Dr Kemp speaks with ecancer at BCGS 2018 about determining inherited risks to ovarian cancer.

She outlines the availability of genetic screening for patients and their family, and the overlap with genetic screening programmes for breast cancer.

Dr Kemp notes the importance of testing beyond BRCA mutations, highlighting Lynch Syndrome and its associated diseases.

I was talking about extending access to genetic testing, so that’s germline genetic testing, so trying to find patients who have a hereditary risk of cancer, an increased predisposition to cancer.

What is the process?

We first talked about ovarian cancer patients where we know that 10-15% of them have inherited mutations in the BRCA1 or the BRCA2 gene. We’ve set up a programme at the Royal Marsden called the Mainstreaming Programme where we train non-geneticists, so clinicians who are oncologists or surgeons in the gynae team, to be able to undertake that testing themselves. That’s great for patients because it means they don’t need an extra appointment in genetics and it speeds up the whole process so that they have a result quickly which can sometimes be very important for directing their care. It also allows us then if we find a mutation in a patient to offer to see their relatives so that we can determine if they’ve also got that mutation and then offer them ways to reduce their risk of cancer.

Will this be rolled out UK wide?

We’ve been talking a lot about the Mainstreaming Programme and we have a lot of material that’s freely available on the Mainstreaming website. Other people are taking this on board and maybe not in exactly the same way but it’s a good framework for setting up this kind of testing in other places.

How would this benefit a patient?

There’s benefit to the patient themselves who if we have an ovarian cancer patient where a mutation is identified they may be able to access then a targeted treatment such as a PARP inhibitor. But also it’s important that they can then have other family members tested, so if a patient’s sister has a test and she also carries the mutation she might choose to have prophylactic surgery to have her ovaries and fallopian tubes removed after she’s had her family to prevent her risk of ovarian cancer in the future. That could be massively important.

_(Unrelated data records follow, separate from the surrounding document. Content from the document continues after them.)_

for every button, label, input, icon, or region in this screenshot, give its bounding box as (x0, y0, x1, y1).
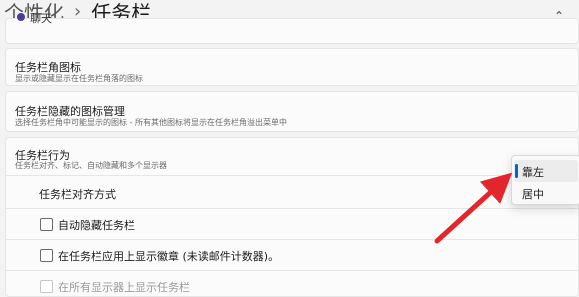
alignment-dropdown[interactable]: 靠左 居中 (511, 155, 579, 205)
badges-label: 在任务栏应用上显示徽章 (未读邮件计数器)。 (58, 250, 280, 263)
alignment-option-left[interactable]: 靠左 (522, 164, 544, 180)
auto-hide-label: 自动隐藏任务栏 (58, 219, 135, 232)
alignment-option-center[interactable]: 居中 (522, 186, 544, 202)
cutoff-settings-card: 聊天 ⌃ (5, 9, 579, 44)
auto-hide-checkbox[interactable] (40, 218, 53, 231)
card-description: 选择任务栏角中可能显示的图标 - 所有其他图标将显示在任务栏角溢出菜单中 (15, 118, 287, 127)
taskbar-corner-icons-card[interactable]: 任务栏角图标 显示或隐藏显示在任务栏角落的图标 (5, 48, 579, 86)
divider (5, 208, 579, 209)
divider (5, 175, 579, 176)
alignment-label: 任务栏对齐方式 (39, 188, 116, 201)
multi-display-checkbox[interactable] (40, 280, 53, 293)
multi-display-label: 在所有显示器上显示任务栏 (58, 281, 190, 294)
chat-icon (17, 13, 25, 21)
selection-indicator (515, 164, 518, 178)
taskbar-overflow-card[interactable]: 任务栏隐藏的图标管理 选择任务栏角中可能显示的图标 - 所有其他图标将显示在任务… (5, 91, 579, 132)
chat-item-label: 聊天 (30, 12, 52, 25)
divider (5, 270, 579, 271)
badges-checkbox[interactable] (40, 249, 53, 262)
card-description: 任务栏对齐、标记、自动隐藏和多个显示器 (15, 161, 167, 170)
card-description: 显示或隐藏显示在任务栏角落的图标 (15, 74, 143, 83)
divider (5, 239, 579, 240)
chevron-icon[interactable]: ⌃ (554, 9, 564, 23)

Is there a risk of over-treatment?

No, not really. Not everybody chooses to have risk reducing surgery but it’s there as an option. Also, if you have a BRCA mutation we also know that you have an increased risk of breast cancer and those patients can access a breast screening programme where you have annual screening rather than three-yearly, as the normal breast screening programme.

Any final thoughts?

When everybody thinks about hereditary predisposition to gynae cancers they think about BRCA but Lynch Syndrome is also important. The highest risk of cancer is colorectal cancer but there’s also a risk of endometrial and ovarian so we want clinicians to be thinking about patients that have a family history that looks like it might be Lynch. We also talked a little bit about panel testing because there are lots of panels now where you can test lots of genes but it’s really important that if you’re going to test a gene you know that what changes in that gene are disease causing and you have something that you can do about it. So you don’t just test because you can, you test because it can be clinically useful.